We all know that video production is a growth market with a particular demand now for more engaging online video content from brands and clients alike who want to position their products in a space where their audience is spending literally more of their time than they are anywhere else.
This in turn has led to an increase in new production companies arriving in the marketplace each with their own unique slant on production and each with varying degrees of experience, equipment, facilities and creative capabilities.
At some agencies the demand for more video content is being met in house through the growing commonality of lean but efficient in-house production teams who can take advantage of the technological shift the marketplace has had towards lower cost but higher quality cameras and editing systems and are able to facilitate production on various scales.
But sometimes even for these agencies there is either a creative driven, expertise related or overflow of work related need that arises which requires them to source and work with external production companies of various sizes and scales.
For smaller agencies with no in-house production capabilities at all this need can be more urgent as finding the right production house that meets their needs, understands both the agencies and clients specific wants, needs and objectives and is able to work in a fruitful creative partnership can be a real minefield…
So how does one find the right production company? How do you sort the wheat from the chaff and how do you know you are getting the best deal both in terms of monetary spend and end product creative output?
Having worked in both the agency and production company space my advice is to both ask a lot of questions and follow the simple tips I have included below:
1. Find the time to network and meet with production companies when you don’t have an immediate need for one (when you are up against a looming production deadline and your client wants a video now is the worst time to shop around as you are more inclined to go with the company with a decent showreel who says they can deliver on time rather than the company who has the background of work, the same creative mindset and the experience to deliver on time)…
2. Go to their place of work! Make sure they have one and that you aren’t just looking at a shiny website with nothing to support it. Sounds crazy but with the growth in the market there are a lot of cowboys out there!
3. Never trust a showreel… Showreels are a great indication of talent but that’s it they should never be used as the be all and end all of a company’s creative capabilities. Everyone in production knows you only put your best work in your reel. A better step is to ask for a reel and some samples of work in the area you are interested in (TVC, Animation, Presenter Video, Demonstrational, Viral etc).

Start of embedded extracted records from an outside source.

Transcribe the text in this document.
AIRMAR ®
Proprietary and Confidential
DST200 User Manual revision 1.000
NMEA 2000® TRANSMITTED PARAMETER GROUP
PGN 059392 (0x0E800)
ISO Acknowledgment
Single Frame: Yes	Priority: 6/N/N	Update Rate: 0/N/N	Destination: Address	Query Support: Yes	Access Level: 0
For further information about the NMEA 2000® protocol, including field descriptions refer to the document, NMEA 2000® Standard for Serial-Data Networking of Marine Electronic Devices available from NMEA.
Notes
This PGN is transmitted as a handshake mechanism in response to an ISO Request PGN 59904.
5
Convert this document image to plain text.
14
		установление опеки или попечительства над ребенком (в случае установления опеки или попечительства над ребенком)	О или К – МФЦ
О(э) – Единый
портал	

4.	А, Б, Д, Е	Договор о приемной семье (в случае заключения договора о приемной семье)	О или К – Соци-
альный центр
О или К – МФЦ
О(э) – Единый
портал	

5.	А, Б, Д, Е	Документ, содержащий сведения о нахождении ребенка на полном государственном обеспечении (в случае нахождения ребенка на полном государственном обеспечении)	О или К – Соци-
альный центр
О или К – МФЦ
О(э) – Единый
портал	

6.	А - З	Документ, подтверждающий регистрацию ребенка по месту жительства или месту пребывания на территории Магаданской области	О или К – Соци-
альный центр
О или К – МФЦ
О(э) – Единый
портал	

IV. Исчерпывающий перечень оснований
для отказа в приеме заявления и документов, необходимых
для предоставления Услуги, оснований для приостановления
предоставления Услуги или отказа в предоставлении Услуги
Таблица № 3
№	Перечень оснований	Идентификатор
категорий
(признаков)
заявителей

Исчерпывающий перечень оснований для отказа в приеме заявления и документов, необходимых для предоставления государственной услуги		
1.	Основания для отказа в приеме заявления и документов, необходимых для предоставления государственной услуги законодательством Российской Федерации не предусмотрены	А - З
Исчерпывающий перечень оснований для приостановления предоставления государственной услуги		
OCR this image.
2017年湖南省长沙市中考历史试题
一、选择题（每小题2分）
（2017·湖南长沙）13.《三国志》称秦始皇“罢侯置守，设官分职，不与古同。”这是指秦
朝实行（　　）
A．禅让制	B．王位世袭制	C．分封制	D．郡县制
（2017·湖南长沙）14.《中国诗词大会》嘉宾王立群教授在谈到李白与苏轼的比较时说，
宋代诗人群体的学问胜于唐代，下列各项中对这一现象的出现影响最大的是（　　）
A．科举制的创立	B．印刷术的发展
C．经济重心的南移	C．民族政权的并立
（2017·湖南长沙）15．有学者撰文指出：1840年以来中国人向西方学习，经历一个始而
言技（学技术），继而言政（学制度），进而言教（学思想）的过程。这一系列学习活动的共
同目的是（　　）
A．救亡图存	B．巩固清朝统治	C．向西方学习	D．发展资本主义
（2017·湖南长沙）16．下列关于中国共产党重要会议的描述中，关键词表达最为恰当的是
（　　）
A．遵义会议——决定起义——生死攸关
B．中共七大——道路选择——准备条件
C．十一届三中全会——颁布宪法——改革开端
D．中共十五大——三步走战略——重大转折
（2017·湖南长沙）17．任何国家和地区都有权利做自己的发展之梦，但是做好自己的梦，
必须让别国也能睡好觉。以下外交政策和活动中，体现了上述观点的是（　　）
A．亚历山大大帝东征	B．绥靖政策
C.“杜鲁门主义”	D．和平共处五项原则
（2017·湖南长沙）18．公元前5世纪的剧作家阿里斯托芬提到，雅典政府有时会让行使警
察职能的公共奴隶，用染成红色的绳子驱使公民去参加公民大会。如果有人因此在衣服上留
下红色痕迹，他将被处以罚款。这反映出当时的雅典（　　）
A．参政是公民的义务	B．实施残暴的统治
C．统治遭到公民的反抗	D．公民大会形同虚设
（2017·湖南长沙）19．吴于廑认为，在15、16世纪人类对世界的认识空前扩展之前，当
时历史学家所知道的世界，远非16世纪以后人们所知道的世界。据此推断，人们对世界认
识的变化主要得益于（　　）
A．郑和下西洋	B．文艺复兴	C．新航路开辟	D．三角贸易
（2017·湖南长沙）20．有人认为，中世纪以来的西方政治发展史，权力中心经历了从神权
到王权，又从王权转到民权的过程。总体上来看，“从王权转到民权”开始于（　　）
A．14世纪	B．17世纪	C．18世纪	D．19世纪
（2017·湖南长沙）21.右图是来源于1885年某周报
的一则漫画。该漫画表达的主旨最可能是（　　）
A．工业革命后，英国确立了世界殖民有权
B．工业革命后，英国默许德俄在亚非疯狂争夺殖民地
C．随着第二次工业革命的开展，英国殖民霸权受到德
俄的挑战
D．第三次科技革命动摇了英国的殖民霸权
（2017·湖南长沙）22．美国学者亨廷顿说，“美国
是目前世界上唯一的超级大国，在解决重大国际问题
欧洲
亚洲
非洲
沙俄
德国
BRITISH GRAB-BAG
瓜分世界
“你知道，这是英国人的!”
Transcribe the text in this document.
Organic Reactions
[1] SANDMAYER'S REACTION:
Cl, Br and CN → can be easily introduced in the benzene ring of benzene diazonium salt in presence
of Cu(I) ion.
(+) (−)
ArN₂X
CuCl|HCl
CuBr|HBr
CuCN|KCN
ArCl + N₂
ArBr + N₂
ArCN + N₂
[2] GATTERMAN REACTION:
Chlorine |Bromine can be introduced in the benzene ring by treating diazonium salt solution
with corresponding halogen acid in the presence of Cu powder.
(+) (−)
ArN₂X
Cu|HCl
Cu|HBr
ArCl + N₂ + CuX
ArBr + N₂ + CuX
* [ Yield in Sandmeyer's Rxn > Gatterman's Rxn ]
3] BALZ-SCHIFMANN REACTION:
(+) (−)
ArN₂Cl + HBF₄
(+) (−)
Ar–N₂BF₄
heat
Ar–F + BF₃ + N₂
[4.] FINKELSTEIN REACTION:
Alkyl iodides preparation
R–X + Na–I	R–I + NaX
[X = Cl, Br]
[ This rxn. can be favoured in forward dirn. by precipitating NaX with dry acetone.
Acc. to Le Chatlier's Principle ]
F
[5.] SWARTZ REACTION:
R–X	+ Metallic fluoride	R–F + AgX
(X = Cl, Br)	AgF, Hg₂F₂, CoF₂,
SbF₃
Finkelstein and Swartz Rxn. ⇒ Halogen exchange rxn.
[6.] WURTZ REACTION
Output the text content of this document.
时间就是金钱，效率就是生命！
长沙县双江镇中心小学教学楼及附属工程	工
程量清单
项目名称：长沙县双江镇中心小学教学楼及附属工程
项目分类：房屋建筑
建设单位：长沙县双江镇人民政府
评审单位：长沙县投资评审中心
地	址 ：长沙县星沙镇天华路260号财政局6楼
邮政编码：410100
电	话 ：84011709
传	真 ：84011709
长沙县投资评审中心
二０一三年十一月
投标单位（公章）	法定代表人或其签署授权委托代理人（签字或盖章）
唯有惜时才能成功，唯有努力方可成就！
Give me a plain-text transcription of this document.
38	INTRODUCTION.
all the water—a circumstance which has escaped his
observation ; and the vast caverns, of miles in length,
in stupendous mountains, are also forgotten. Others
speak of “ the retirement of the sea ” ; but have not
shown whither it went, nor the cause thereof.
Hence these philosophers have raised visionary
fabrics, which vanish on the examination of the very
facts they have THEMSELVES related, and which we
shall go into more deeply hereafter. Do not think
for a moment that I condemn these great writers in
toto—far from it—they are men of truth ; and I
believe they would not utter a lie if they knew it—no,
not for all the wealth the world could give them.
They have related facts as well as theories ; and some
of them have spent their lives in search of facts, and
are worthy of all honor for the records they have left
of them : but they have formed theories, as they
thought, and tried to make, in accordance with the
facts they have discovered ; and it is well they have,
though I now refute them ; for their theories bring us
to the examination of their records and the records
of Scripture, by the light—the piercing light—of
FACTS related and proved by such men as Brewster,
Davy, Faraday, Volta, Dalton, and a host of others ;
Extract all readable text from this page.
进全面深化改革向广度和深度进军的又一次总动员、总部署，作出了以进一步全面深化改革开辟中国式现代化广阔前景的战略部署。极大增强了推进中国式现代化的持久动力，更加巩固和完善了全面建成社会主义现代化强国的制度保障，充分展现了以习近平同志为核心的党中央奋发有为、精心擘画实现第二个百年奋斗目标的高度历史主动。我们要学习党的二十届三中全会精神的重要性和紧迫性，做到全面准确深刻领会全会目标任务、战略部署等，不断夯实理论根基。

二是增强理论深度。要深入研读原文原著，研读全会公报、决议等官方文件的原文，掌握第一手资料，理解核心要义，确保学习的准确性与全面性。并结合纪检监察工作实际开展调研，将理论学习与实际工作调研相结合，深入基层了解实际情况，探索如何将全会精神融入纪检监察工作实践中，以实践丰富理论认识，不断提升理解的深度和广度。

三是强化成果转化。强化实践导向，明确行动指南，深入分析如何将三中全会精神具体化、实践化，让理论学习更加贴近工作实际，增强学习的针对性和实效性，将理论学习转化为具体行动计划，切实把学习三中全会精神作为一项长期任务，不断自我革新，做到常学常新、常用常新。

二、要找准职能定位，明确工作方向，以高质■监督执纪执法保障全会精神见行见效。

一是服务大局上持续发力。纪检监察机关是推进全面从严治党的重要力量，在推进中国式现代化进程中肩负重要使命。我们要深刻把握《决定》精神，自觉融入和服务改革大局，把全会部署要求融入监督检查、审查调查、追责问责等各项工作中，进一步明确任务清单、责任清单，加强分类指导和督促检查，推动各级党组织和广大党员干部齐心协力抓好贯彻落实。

4. Don’t be impressed by a client list… Be impressed by the end work and results they have achieved for those clients… Any middle of the road and upwards production company can tell you they have worked for a few impressive FMCG, Retail or Government Clients and sometimes this can be enough to gauge you’re interested but make sure you see this work first you shouldn’t hire a company for a big campaign for Coke if the best they have done is some event-recording gig for Subway. Ask to see the specific video and also ask them to be clear about the work they have done on it.
5. Have coffee with their key creative people where you don’t talk about any upcoming jobs but rather talk about creative process and inspiration etc. This will help you see if you share a similar creative mindset and vision. It’s a simple tip but it can save you a lot of heartache later if you know the people you are going to work with get you and how you work.
6. Don’t be impressed with what camera equipment they have in house…Be impressed with them picking the right camera equipment for your project!
7. Be involved in the process. Allow the production company freedom to get things done but don’t give them a long enough leash to go totally off brief and complicate things more than they need to (as complications add cost and if you can’t see and ROI in them then avoid them!).
8. Lastly – give feedback at every stage. Let the production house know what they are doing right and also when they are not meeting your expectations. This keeps things clear and allows for solid improvement and a better end result.
If you follow these tips and take the time to shop around to find the production company who meets your expectations and delivers work that you and your clients like you’ll be in a great place for ongoing success in a growth market that should deliver benefits for you and the production company alike.